When families have that many questions, I will suggest that they have a conversation with the patient's doctor. Especially if they are constantly repeating the same questions. I will provide the publicly available office number for the doctor in question, and often the doctors will either plan to meet with them the next day on rounds or after clinic hours, or schedule an office appointment. Doing this shows that you care about their concerns and aren't trying to "brush them off".

Another option: "You have a lot of questions, which I understand. I have some tasks to do right now, but here is a pen and some paper.
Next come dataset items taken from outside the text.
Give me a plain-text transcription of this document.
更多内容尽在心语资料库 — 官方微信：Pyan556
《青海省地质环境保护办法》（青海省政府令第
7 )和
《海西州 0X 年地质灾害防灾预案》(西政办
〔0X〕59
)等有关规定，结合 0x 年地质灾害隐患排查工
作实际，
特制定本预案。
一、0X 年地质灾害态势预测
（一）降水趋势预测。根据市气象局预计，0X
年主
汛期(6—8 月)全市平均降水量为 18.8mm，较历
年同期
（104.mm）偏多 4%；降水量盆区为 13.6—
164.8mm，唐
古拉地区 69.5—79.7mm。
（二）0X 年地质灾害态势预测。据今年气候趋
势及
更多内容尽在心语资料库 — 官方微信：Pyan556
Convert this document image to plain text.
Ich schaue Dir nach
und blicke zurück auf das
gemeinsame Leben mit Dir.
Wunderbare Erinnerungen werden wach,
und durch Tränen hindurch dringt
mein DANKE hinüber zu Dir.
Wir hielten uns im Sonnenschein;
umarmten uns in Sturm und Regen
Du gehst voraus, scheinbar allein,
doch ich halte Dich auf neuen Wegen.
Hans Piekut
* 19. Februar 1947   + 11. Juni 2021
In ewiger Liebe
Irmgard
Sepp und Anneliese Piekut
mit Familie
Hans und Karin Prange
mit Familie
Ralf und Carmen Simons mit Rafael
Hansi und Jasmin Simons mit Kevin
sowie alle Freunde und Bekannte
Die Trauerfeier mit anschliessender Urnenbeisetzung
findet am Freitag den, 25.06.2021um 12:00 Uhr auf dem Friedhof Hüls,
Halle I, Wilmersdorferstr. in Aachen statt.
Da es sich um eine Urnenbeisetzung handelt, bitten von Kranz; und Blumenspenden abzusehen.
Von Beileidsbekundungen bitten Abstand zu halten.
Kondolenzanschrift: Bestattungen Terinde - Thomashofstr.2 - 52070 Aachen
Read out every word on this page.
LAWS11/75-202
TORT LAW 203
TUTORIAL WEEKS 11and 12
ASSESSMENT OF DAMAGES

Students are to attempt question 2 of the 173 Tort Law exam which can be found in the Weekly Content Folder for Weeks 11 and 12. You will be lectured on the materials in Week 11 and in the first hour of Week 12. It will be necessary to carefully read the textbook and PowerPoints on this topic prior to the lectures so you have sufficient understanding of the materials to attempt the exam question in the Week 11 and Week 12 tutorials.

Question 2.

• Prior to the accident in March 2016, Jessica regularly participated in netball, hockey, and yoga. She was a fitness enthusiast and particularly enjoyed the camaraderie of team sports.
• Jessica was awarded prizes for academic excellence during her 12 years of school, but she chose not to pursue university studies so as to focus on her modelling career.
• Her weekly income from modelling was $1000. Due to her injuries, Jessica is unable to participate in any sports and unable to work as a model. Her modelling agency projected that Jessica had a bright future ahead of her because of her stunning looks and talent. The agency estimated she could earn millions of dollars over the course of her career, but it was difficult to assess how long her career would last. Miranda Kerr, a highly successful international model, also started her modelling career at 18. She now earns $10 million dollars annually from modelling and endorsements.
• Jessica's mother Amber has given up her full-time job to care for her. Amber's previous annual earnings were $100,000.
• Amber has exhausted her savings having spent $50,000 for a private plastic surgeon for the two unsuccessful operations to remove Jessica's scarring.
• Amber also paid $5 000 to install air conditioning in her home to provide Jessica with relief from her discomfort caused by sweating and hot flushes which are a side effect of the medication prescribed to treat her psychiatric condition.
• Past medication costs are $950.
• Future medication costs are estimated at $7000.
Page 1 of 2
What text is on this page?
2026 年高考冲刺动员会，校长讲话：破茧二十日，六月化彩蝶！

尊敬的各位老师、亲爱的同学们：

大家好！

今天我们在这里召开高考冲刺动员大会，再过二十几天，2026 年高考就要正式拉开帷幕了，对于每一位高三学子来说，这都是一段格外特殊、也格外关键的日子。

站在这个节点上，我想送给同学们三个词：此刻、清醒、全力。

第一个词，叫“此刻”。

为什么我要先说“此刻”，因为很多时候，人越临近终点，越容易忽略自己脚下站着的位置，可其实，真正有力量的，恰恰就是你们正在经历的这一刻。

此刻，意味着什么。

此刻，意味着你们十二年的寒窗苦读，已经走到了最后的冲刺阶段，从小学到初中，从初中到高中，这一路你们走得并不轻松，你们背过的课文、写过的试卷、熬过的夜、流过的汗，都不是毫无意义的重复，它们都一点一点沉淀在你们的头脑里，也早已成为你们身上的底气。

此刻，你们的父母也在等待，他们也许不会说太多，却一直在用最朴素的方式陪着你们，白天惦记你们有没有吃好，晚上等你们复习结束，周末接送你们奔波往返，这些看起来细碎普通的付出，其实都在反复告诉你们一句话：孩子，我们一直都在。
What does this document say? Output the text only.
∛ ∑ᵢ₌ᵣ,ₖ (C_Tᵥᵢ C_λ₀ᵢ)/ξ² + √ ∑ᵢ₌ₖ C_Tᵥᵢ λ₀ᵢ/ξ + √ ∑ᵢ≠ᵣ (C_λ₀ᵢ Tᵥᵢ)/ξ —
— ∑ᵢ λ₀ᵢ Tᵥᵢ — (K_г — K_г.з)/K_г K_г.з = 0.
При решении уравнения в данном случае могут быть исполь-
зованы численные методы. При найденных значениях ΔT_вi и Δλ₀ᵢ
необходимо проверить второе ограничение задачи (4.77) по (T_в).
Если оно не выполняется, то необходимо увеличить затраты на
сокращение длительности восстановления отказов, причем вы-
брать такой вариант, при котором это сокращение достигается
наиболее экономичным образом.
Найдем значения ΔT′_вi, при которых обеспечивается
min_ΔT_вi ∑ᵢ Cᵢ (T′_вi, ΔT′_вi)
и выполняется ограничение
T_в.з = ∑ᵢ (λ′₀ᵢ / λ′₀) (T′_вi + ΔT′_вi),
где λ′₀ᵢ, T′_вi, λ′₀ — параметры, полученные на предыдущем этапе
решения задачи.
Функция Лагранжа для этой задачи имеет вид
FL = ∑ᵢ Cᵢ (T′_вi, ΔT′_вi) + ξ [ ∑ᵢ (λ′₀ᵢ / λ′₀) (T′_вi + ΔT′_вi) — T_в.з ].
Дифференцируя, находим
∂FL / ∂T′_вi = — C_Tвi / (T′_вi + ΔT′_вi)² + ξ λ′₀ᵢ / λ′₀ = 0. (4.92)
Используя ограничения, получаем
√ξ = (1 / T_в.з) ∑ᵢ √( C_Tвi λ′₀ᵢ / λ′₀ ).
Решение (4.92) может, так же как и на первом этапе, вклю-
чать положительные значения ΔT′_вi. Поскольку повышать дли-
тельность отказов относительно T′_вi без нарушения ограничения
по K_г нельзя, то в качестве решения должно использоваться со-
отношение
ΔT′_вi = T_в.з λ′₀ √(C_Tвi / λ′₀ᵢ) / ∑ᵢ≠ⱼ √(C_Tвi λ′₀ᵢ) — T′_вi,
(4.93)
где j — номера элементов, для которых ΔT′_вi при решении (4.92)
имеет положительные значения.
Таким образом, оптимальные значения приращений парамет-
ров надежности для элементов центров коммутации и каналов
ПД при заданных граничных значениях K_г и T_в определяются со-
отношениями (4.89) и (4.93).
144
How about your write these questions down, and at MUTUALLY AGREED UPON TIME I will come back and we will go through them?" This addresses their need for questions but might make it more manageable.

This is creating a boundary (because you do have other things to do) without saying "well I have six other patients too you know..." because saying that doesn't work. In their eyes only their loved one matters, which isn't ideal but I do get the mentality of that thinking, so mentioning all your other patients ends up sounding like an excuse.

It's also a good idea for them to write a list of questions and concerns if they are speaking to the doctor.

Keep a log in the room and write a narrative per shift. They are to refer to that. A "communications" log that perhaps one nurse (the "primary" nurse) is "in charge" of. Or even better, a social worker. There often are times in many cultures where "putting Mama in the home" is downright the most outrageously awful thing that one can do. And the daughter has the ladies of the church, the ladies of Bingo, and the ladies of swim aerobic class NOT the mention the ladies of the neighborhood to answer to. In detail. Over cookies and tea the debate rages over "allergies" and "that poor ladies Mama on the Fox news who got hit at the home" and how ALL of it COULD apply to the Mama and the family you are dealing with.

The next family meeting (and alas, I am SURE that will be soon) should be focused on behavioral expectations of the family. We have established a communication log. Because Nurse so and so in not a private nurse, she has many patients, therefore, social worker whomever will be in charge of this. We will give you 1 report per day on how your Mama is doing. Social worker whomever will have a bi-weekly meeting with you to discuss the contents of the log. Phone calls will be directed to social worker whomever's voice mail. Any questions, please write them down. If Mama's condition changes, then by all means we will communicate effectively, however, for now, we understand that there's a great deal of anxiety about leaving your Mama in the care of others, however, your Mama today is stable and happy. Our intentions are to keep her that way. Because she is LOVELY, and makes us smile. Every day.

Set firm limits, and stick to them. Make sure administration is in your corner.